「一本の線のもつ意味」

写真は2号館4階における施工実習の様子です。
左官・タイル張りの実習を行っています。
彼らは左官屋さんやタイル屋さんになるのでは(多分)ありません。
もちろんこれらの実習によって大いに興味をもち、将来そのような進路へ進む若者が育つこともこの実習の目的です。
しかし、私が考えるこの実習の意義は、やや異なります。
現在目覚ましい進歩を遂げているCAD・CGそしてBIM。
さらにはAIそしてGPT。
美しい表現が瞬時に可能です。
しかし、その進化のスピードに追いつけず、今自分が描いている一本の線にどのような意味があるのか、それを理解できない技術者が増えてしまうことを私は危惧します。
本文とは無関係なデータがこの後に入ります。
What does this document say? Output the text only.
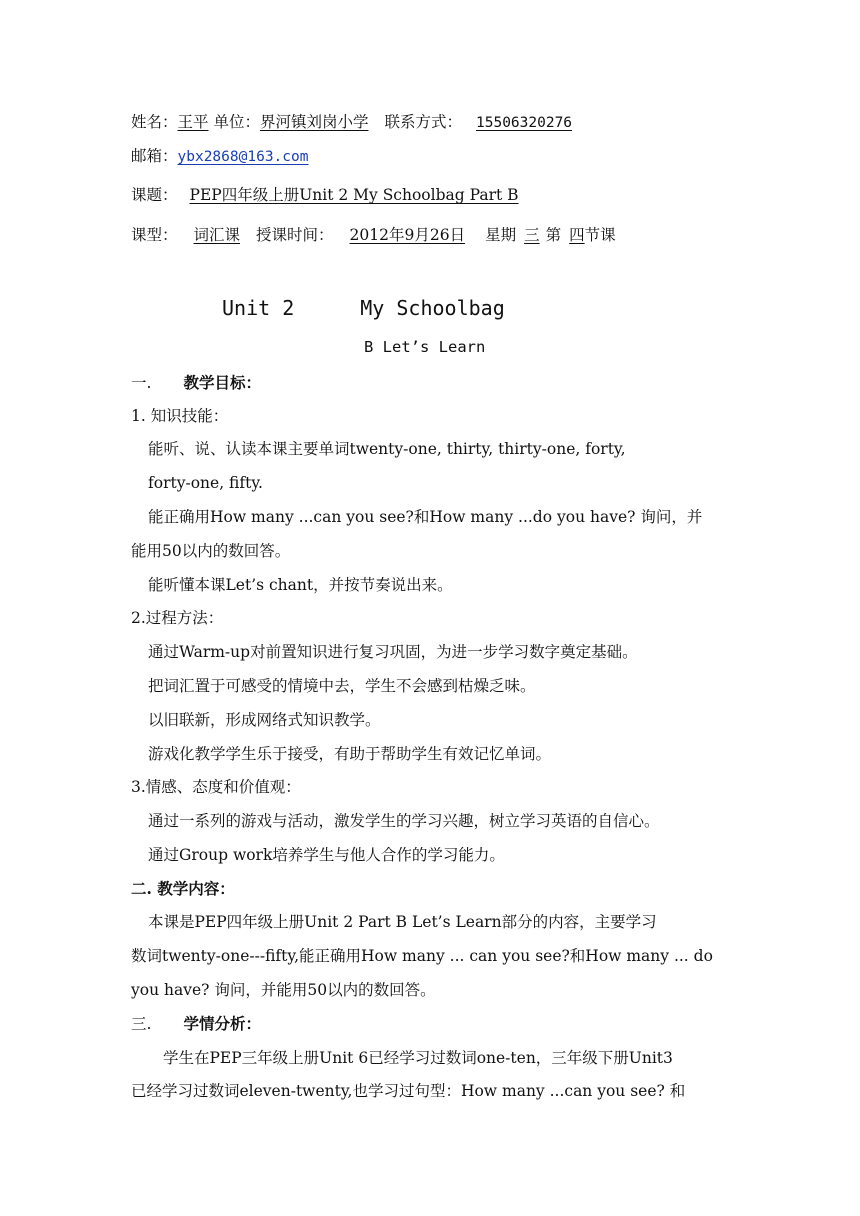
姓名：王平 单位：界河镇刘岗小学 联系方式： 15506320276
邮箱：ybx2868@163.com
课题： PEP四年级上册Unit 2 My Schoolbag Part B
课型： 词汇课 授课时间： 2012年9月26日 星期 三 第 四节课
Unit 2	My Schoolbag
B Let’s Learn
一. 教学目标：
1. 知识技能：
能听、说、认读本课主要单词twenty-one, thirty, thirty-one, forty,
forty-one, fifty.
能正确用How many ...can you see?和How many ...do you have? 询问，并
能用50以内的数回答。
能听懂本课Let’s chant，并按节奏说出来。
2.过程方法：
通过Warm-up对前置知识进行复习巩固，为进一步学习数字奠定基础。
把词汇置于可感受的情境中去，学生不会感到枯燥乏味。
以旧联新，形成网络式知识教学。
游戏化教学学生乐于接受，有助于帮助学生有效记忆单词。
3.情感、态度和价值观：
通过一系列的游戏与活动，激发学生的学习兴趣，树立学习英语的自信心。
通过Group work培养学生与他人合作的学习能力。
二. 教学内容：
本课是PEP四年级上册Unit 2 Part B Let’s Learn部分的内容，主要学习
数词twenty-one---fifty,能正确用How many ... can you see?和How many ... do
you have? 询问，并能用50以内的数回答。
三. 学情分析：
学生在PEP三年级上册Unit 6已经学习过数词one-ten，三年级下册Unit3
已经学习过数词eleven-twenty,也学习过句型：How many ...can you see? 和
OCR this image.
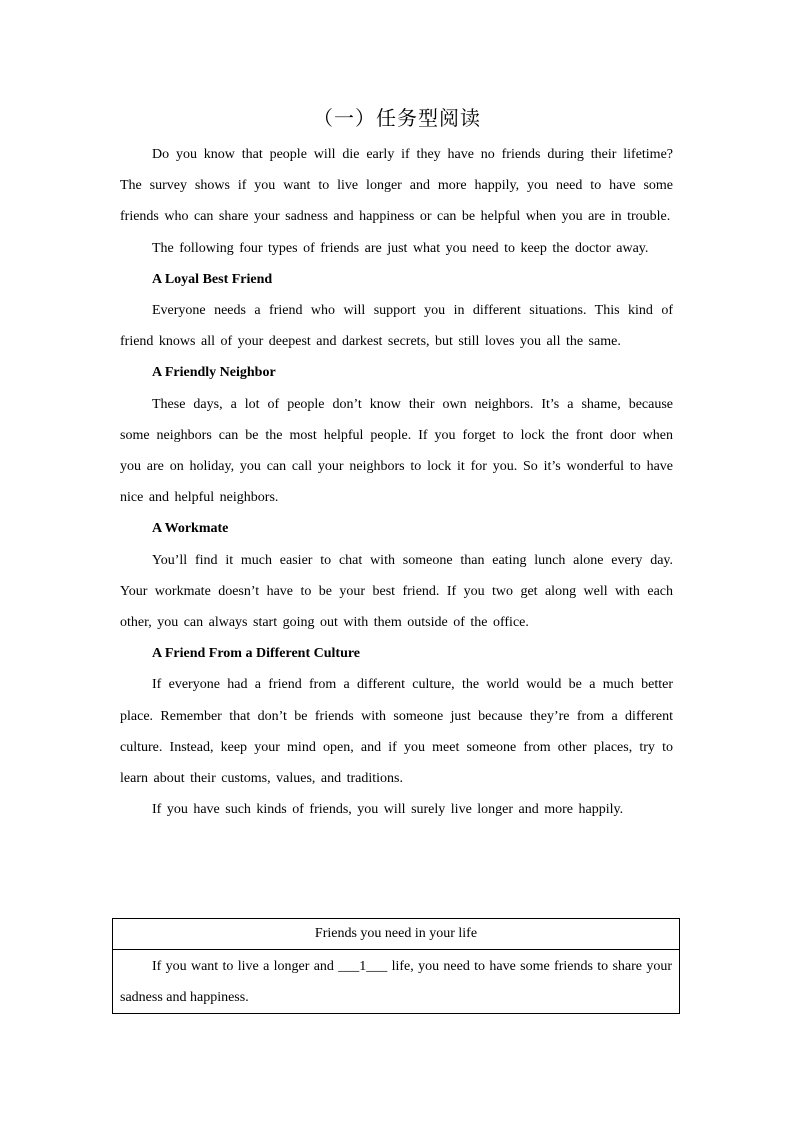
（一）任务型阅读

Do you know that people will die early if they have no friends during their lifetime? The survey shows if you want to live longer and more happily, you need to have some friends who can share your sadness and happiness or can be helpful when you are in trouble.

The following four types of friends are just what you need to keep the doctor away.

A Loyal Best Friend

Everyone needs a friend who will support you in different situations. This kind of friend knows all of your deepest and darkest secrets, but still loves you all the same.

A Friendly Neighbor

These days, a lot of people don’t know their own neighbors. It’s a shame, because some neighbors can be the most helpful people. If you forget to lock the front door when you are on holiday, you can call your neighbors to lock it for you. So it’s wonderful to have nice and helpful neighbors.

A Workmate

You’ll find it much easier to chat with someone than eating lunch alone every day. Your workmate doesn’t have to be your best friend. If you two get along well with each other, you can always start going out with them outside of the office.

A Friend From a Different Culture

If everyone had a friend from a different culture, the world would be a much better place. Remember that don’t be friends with someone just because they’re from a different culture. Instead, keep your mind open, and if you meet someone from other places, try to learn about their customs, values, and traditions.

If you have such kinds of friends, you will surely live longer and more happily.

Friends you need in your life
If you want to live a longer and ___1___ life, you need to have some friends to share your sadness and happiness.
機能性だけが先に走り、物事の本質を理解しない技術者に不安を覚えます。
身体を動かし手を使って作りあげる。
その作業を通してしか知り得ない、感じ得ない事。
つまりは、厚み・重さ・肌ざわり(冷たさ・暖かさなど)を知る。
そのうえで先端技術を使いこなす技術者であって欲しいと私は考えます。
中央工学校の考える実務教育の原点、育成する技術者の姿がこの実習に現れています。
生き生きと実習に取り組む学生の表情から、それが彼らに理解されていることを感じます。皆さんはどのようにお考えになるでしょうか?